Gold ended a seven-week losing streak last week as China's shock devaluation of its yuan helped spur some safe-haven bids. With the yuan since stabilising, market focus has shifted back to a looming hike in US interest rates.
But investors may have fully discounted any rate increase this year, said Mark To, head of research at Hong Kong's Wing Fung Financial Group, given the relative stability in gold prices. "For one to two weeks, it's going to oscillate around US$1,100," Mr To said. "I think the rate hike has already been discounted fully whether it happens in September or December." Spot gold was flat at US$1,117.80 an ounce by 0255 GMT, after rising modestly on Monday.
Bullion scaled a three-week high of US$1,126.31 last week as the yuan devaluation fueled some speculation that the Fed could hold off on raising interest rates this year.
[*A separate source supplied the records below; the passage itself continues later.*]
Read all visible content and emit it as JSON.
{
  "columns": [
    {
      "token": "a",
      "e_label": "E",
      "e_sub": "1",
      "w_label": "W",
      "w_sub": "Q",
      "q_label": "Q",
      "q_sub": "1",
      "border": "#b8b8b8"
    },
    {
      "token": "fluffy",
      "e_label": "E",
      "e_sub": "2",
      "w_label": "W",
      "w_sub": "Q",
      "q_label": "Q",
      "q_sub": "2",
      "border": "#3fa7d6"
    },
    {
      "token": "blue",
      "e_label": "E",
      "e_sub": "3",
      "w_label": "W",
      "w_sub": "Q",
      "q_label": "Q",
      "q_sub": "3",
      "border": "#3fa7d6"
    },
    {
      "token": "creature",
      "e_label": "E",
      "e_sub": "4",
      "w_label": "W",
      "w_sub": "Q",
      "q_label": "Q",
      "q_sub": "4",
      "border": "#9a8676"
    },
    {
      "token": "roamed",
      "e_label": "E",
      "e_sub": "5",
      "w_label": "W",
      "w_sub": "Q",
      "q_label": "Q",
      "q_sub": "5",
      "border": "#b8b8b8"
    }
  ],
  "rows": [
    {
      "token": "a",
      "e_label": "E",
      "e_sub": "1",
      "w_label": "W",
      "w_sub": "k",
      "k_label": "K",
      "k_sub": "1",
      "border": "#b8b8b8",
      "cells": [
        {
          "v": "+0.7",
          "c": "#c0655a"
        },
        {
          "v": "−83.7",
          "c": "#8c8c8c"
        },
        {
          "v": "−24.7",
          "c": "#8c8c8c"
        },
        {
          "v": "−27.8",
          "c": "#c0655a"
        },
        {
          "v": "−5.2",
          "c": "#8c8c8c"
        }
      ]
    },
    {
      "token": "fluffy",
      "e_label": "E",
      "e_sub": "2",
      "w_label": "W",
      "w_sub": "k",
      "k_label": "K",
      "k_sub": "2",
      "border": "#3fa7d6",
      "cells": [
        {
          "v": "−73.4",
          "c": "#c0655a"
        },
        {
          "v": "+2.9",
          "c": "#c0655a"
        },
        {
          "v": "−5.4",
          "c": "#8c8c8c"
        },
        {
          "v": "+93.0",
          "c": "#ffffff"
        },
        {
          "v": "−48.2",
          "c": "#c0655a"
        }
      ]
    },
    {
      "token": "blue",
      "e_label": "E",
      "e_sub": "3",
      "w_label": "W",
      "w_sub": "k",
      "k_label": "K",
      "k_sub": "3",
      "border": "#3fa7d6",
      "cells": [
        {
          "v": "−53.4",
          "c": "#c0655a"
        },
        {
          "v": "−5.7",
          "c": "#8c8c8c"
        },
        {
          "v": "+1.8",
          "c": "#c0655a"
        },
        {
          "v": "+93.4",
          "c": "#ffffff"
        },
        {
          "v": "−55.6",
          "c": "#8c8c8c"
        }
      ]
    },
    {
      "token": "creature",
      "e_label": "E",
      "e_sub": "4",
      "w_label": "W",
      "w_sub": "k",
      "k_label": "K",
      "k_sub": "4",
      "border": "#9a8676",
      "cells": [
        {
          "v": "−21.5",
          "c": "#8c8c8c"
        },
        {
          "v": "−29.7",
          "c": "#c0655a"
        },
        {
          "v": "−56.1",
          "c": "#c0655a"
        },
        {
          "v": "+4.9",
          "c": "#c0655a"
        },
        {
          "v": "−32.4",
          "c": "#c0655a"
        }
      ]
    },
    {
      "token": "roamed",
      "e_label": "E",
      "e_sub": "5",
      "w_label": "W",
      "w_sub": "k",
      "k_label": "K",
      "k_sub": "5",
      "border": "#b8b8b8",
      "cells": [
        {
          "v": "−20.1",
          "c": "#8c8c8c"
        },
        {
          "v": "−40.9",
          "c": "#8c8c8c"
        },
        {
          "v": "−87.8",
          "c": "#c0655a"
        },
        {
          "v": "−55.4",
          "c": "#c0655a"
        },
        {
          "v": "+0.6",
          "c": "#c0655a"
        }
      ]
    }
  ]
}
US gold for December delivery was similarly little changed at US$1,117.40 an ounce.
Data on Monday showed US homebuilder sentiment rose in August to its highest level since a matching reading almost a decade ago, helping counter a plunge in New York manufacturing activity to its weakest since 2009.
Solid jobs growth, rebounding retail sales and a housing sector on the mend suggest the Federal Reserve is on track to raise interest rates this year, perhaps at the next policy meeting in September.
That had weighed on the price of non-interest bearing gold. There should be more clues on the Fed's thinking regarding interest rates when the minutes of the US central bank's July 28-29 meeting are released on Wednesday.
Investors withdrew US$2.3 billion from gold exchange-traded products in July as the dollar strengthened.
Spot silver dipped 0.4 per cent to US$15.25 an ounce, while platinum was steady at US$993 and so was palladium at US$611.50.